Let's ruin the endings to some books!

Per my hobby of annoying people just short of getting whacked, I suggest that people post the books they are reading here and let others tell how the endings go. I’ll start.

The Holy Bible.

Okay, just kidding.

Finity, by John Barnes


A hush fell over the courtroom, killing six.

Everybody dies except the butler, who did it.


A committee is a lifeform with six or more legs and no brain.

:frowning:
Oh.

I wasn’t serious.
:frowning:

I don’t know about books, but I can certainly forecast the ending of this pathetic thread.

Studi


When I grow up, I want to be the Minister of Silly Walks.

I am currently reading Jhereg and just finished Dragon, both by Steven Brust…and they both the the exact same way…with an About the Author page! Talk about lack of originality.


Your Official Cat Goddess since 10/20/99.

SD chat:
<Jophiel> Kat’s here! the board must be down!

Mine ended with:
Zoning Consultants
See also city & towan planners

Plainfield, Village of
Planning & Zoning…815 439-2824

Kind of a let down, really.


“I guess one person can make a difference, although most of the time they probably shouldn’t.”

The Second World War - the Allies win.

Hamlet - everybody dies.

Green Eggs and Ham - he eats them and likes them.

A Christmas Carol - Scrooge reforms.


There is only one difference between a madman and me. I am not a man.

Lolita grows old and ugly.


``All of your dreams will come true. All of my dreams came true, but now… I have a bunch of other dreams.’’ – Sonic Youth.

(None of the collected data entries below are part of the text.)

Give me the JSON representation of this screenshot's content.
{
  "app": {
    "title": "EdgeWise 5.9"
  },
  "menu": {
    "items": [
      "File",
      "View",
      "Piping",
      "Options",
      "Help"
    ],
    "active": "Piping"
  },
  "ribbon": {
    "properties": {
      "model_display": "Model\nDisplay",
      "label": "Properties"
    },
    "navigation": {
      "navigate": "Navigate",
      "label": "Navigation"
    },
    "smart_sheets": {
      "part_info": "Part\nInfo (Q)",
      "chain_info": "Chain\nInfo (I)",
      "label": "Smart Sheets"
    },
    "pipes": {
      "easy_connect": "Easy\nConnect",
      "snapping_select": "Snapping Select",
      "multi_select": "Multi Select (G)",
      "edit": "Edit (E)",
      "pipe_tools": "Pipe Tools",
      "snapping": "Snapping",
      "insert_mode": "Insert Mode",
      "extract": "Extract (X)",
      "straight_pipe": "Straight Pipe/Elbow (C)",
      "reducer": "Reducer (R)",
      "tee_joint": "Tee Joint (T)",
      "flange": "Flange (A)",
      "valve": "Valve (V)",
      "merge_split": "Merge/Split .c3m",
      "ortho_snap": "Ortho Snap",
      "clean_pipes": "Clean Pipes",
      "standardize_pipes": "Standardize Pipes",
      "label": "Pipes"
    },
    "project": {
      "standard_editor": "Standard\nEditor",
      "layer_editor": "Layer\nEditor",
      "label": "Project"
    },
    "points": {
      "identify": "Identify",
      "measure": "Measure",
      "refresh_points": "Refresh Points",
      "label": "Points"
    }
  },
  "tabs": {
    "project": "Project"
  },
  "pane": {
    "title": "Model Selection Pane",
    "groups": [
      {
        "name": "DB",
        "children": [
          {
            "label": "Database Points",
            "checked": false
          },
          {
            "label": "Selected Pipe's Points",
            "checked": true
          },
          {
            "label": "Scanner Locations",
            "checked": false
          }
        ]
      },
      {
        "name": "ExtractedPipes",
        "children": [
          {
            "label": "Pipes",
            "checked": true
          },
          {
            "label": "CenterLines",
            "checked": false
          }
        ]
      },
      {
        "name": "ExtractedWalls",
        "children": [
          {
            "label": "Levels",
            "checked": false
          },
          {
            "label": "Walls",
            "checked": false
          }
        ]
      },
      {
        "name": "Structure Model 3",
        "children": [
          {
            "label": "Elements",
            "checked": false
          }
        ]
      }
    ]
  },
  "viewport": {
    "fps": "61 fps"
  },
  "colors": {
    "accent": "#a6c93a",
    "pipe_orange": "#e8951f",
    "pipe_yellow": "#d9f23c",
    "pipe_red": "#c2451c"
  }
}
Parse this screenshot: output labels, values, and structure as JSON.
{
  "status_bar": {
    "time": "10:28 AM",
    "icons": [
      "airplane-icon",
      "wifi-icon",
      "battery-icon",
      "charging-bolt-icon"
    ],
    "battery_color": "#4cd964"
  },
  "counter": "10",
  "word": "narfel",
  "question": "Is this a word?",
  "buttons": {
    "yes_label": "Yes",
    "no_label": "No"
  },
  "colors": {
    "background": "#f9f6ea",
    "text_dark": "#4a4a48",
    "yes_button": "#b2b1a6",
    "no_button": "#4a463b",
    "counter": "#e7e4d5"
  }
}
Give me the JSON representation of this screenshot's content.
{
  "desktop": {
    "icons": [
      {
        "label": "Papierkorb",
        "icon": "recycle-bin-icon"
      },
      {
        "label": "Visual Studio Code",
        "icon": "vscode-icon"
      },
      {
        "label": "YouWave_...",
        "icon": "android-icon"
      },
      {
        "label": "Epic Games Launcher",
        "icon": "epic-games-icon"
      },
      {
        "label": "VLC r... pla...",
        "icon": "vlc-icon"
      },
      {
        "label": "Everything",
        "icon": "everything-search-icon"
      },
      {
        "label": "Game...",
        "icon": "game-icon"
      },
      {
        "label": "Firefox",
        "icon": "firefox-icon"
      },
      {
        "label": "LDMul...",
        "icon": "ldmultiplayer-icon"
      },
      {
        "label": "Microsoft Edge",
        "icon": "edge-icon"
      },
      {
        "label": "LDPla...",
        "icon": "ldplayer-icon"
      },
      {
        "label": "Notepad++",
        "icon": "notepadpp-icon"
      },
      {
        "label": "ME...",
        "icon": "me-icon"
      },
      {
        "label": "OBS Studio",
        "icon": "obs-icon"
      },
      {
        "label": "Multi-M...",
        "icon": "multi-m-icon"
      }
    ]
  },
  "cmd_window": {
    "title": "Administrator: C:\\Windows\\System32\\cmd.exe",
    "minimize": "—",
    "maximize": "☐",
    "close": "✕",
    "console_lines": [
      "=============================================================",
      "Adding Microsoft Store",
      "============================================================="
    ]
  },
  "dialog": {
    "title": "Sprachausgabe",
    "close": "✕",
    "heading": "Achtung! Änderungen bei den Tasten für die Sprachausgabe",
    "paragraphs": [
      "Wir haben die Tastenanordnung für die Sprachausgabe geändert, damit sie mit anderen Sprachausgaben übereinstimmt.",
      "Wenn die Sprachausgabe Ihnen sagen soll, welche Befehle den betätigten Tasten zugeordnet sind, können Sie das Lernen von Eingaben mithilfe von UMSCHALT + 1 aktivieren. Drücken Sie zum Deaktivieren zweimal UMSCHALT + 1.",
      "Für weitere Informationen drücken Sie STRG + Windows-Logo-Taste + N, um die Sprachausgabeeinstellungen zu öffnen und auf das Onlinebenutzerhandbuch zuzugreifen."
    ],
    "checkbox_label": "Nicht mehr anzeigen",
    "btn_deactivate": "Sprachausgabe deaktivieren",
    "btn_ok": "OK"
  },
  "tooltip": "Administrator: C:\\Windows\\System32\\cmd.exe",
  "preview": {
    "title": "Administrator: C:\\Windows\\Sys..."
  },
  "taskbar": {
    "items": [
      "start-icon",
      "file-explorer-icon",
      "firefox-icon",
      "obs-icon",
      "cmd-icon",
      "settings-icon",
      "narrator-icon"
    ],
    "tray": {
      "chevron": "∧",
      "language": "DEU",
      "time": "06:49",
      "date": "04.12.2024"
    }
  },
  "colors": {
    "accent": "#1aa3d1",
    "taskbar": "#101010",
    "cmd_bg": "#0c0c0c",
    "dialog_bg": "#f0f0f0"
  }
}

Studi, do you ever post anything besides telling people that they aren’t funny and how pathetic their threads are? Granted, I don’t usually step out of MPSIMS, GQ, or BBQ pit–But I haven’t seen you post anything else.

Currently reading Coaching for Commitment and The Abilene Paradox and Dreamweaver 2 Bible. Please don’t spoil them for me!



SDMB’s oldest living female!
Acclaimed author of: No Bad Brontosauri
365 Ways to Cook Sabertooth Tiger
The Complete Idiot’s Guide to the Wheel

The Grapes of Wrath–the Joads just go on living in the migrant workers’ camp. In other words, nothing happens.
Invisible Man–Just another dull day in New York for the Narrator.
A Streetcar Named Desire–Stanley yells “Stella!”
The Wizard of Oz–Dorothy goes home again.

Always wanted to do this since Catholic school.

Now ruining endings to the Holy Bible.

Old Testament- Some guy named Malachi says that God is coming.

New Testament- Some guy says God is coming with a lot of special effects.

(extra ruin, at no extra charge)

Go Dog Go- Boy dog digs girl dog’s hat and they both ride off into sunset.


…send lawyers, guns, and money…

       Warren Zevon

Michael Crichton’s “Airframe”: they crashed because the pilot let his son fly the plane!

Man, that feels good. What a waste of forestry that book was.


I’m not a fallen angel, I’m a risen demon.